I intend to connect to the remote host example.com over TLS but I have to connect through a proxy IP address with DNS name example-proxy.com.
I don't have control over the SSL certificate and I cannot ask the admin at example.com to add example-proxy.com to its certificate's SAN.
Using example-prxoy.com would cause OpenSSL to error out because the host name does not match the name in the certificate. How can I split the host parameter into two: (1) domain name for the network connection and (2) domain name for the certificate verification.
I don't have the resources to modify the OpenSSL library but I can make changes to the Python libraries.

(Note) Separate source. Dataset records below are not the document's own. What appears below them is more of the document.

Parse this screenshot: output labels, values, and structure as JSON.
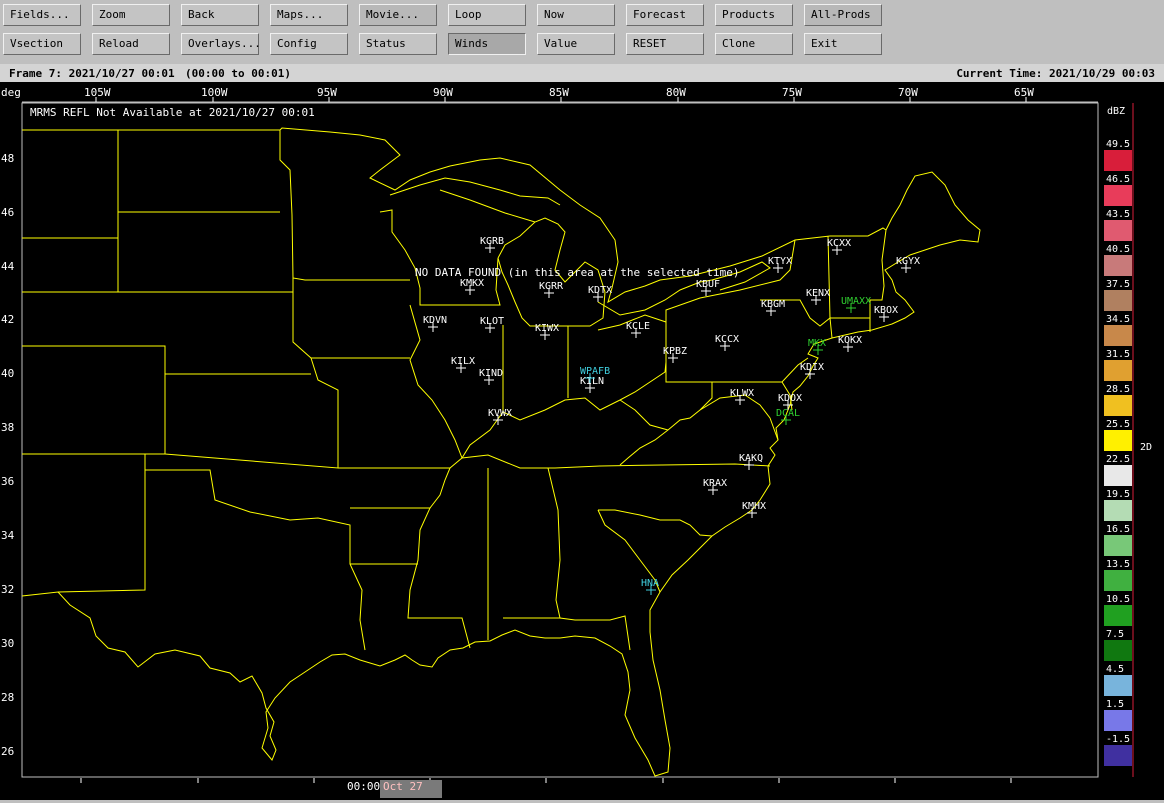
{
  "toolbar": {
    "row1": [
      {
        "label": "Fields...",
        "state": "normal"
      },
      {
        "label": "Zoom",
        "state": "normal"
      },
      {
        "label": "Back",
        "state": "normal"
      },
      {
        "label": "Maps...",
        "state": "normal"
      },
      {
        "label": "Movie...",
        "state": "active"
      },
      {
        "label": "Loop",
        "state": "normal"
      },
      {
        "label": "Now",
        "state": "normal"
      },
      {
        "label": "Forecast",
        "state": "normal"
      },
      {
        "label": "Products",
        "state": "normal"
      },
      {
        "label": "All-Prods",
        "state": "active"
      }
    ],
    "row2": [
      {
        "label": "Vsection",
        "state": "normal"
      },
      {
        "label": "Reload",
        "state": "normal"
      },
      {
        "label": "Overlays...",
        "state": "normal"
      },
      {
        "label": "Config",
        "state": "normal"
      },
      {
        "label": "Status",
        "state": "normal"
      },
      {
        "label": "Winds",
        "state": "pressed"
      },
      {
        "label": "Value",
        "state": "normal"
      },
      {
        "label": "RESET",
        "state": "normal"
      },
      {
        "label": "Clone",
        "state": "normal"
      },
      {
        "label": "Exit",
        "state": "normal"
      }
    ]
  },
  "status": {
    "frame": "Frame 7: 2021/10/27 00:01",
    "range": "(00:00 to 00:01)",
    "current_time": "Current Time: 2021/10/29 00:03"
  },
  "map": {
    "deg_label": "deg",
    "lon_labels": [
      "105W",
      "100W",
      "95W",
      "90W",
      "85W",
      "80W",
      "75W",
      "70W",
      "65W"
    ],
    "lat_labels": [
      "48",
      "46",
      "44",
      "42",
      "40",
      "38",
      "36",
      "34",
      "32",
      "30",
      "28",
      "26"
    ],
    "message_top": "MRMS REFL Not Available at 2021/10/27 00:01",
    "message_center": "NO DATA FOUND (in this area at the selected time)",
    "stations_white": [
      "KGRB",
      "KMKX",
      "KGRR",
      "KDTX",
      "KBUF",
      "KTYX",
      "KCXX",
      "KGYX",
      "KDVN",
      "KLOT",
      "KIWX",
      "KCLE",
      "KBGM",
      "KENX",
      "KBOX",
      "KILX",
      "KIND",
      "KPBZ",
      "KCCX",
      "KOKX",
      "KILN",
      "KDIX",
      "KLWX",
      "KDOX",
      "KVWX",
      "KAKQ",
      "KRAX",
      "KMHX"
    ],
    "stations_green": [
      "UMAXX",
      "MKX",
      "DCAL"
    ],
    "stations_cyan": [
      "WPAFB",
      "HNA"
    ],
    "line_color": "#ffff00"
  },
  "legend": {
    "unit": "dBZ",
    "labels": [
      "49.5",
      "46.5",
      "43.5",
      "40.5",
      "37.5",
      "34.5",
      "31.5",
      "28.5",
      "25.5",
      "22.5",
      "19.5",
      "16.5",
      "13.5",
      "10.5",
      "7.5",
      "4.5",
      "1.5",
      "-1.5"
    ],
    "colors": [
      "#d81e3a",
      "#e83c5a",
      "#e05a70",
      "#c87a7a",
      "#b08060",
      "#c8884a",
      "#e0a030",
      "#f0c020",
      "#fff000",
      "#e8e8e8",
      "#b4dcb4",
      "#78c878",
      "#40b040",
      "#20a020",
      "#107810",
      "#78b4dc",
      "#7878e8",
      "#4030a0",
      "#6a1aa0"
    ],
    "mode_label": "2D"
  },
  "timeline": {
    "time": "00:00",
    "date": "Oct 27"
  }
}
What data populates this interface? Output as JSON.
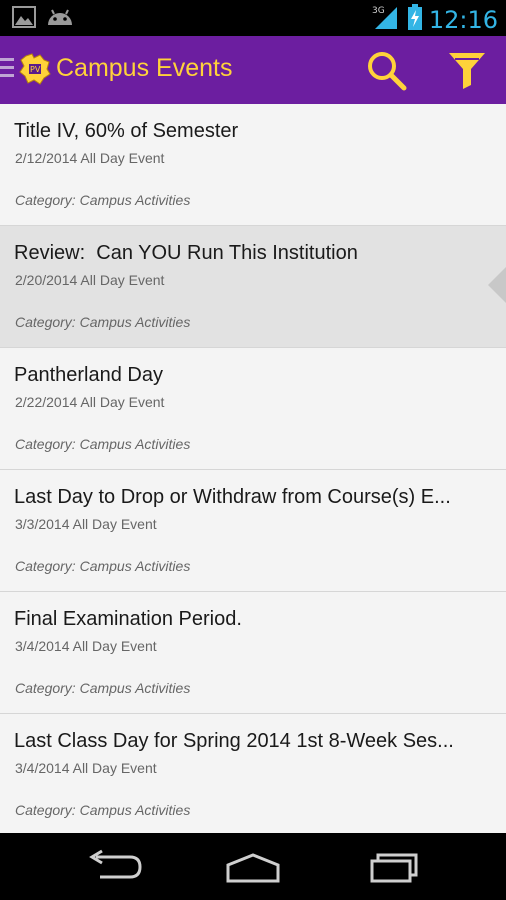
{
  "status_bar": {
    "time": "12:16",
    "network": "3G",
    "icons": [
      "image-notification-icon",
      "android-notification-icon",
      "signal-icon",
      "battery-charging-icon"
    ]
  },
  "action_bar": {
    "title": "Campus Events",
    "background": "#6c1ea0",
    "title_color": "#ffd23a",
    "icons": [
      "menu-icon",
      "app-logo-icon",
      "search-icon",
      "filter-icon"
    ]
  },
  "events": [
    {
      "title": "Title IV, 60% of Semester",
      "date": "2/12/2014 All Day Event",
      "category": "Category: Campus Activities",
      "selected": false
    },
    {
      "title": "Review:  Can YOU Run This Institution",
      "date": "2/20/2014 All Day Event",
      "category": "Category: Campus Activities",
      "selected": true
    },
    {
      "title": "Pantherland Day",
      "date": "2/22/2014 All Day Event",
      "category": "Category: Campus Activities",
      "selected": false
    },
    {
      "title": "Last Day to Drop or Withdraw from Course(s) E...",
      "date": "3/3/2014 All Day Event",
      "category": "Category: Campus Activities",
      "selected": false
    },
    {
      "title": "Final Examination Period.",
      "date": "3/4/2014 All Day Event",
      "category": "Category: Campus Activities",
      "selected": false
    },
    {
      "title": "Last Class Day for Spring 2014 1st 8-Week Ses...",
      "date": "3/4/2014 All Day Event",
      "category": "Category: Campus Activities",
      "selected": false
    }
  ],
  "nav_bar": {
    "icons": [
      "back-icon",
      "home-icon",
      "recent-apps-icon"
    ]
  }
}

According to this doc, I could have modified the match_hostname method to implement this feature but it is no longer available as of Python 3.7+.
Asks
Just give a different hostname for TCP connection and TLS handshake, i.e. set server_hostname in wrap_socket. To modify the example from the official documentation for this:
import socket
import ssl
tls_hostname = 'www.example.com'
context = ssl.create_default_context()
with socket.create_connection(('127.0.0.1',8443)) as sock:
with context.wrap_socket(sock, server_hostname=tls_hostname) as ssock:
print(ssock.version())
This will connect to ('127.0.0.1',8443) but do the TLS handshake with www.example.com.
Note that this will use tls_hostname for both SNI extension in the TLS handshake and for validating the certificate. But this seems to be what you need based on your question anyway: connect to IP:port but do TLS handshake and validation with a specific hostname.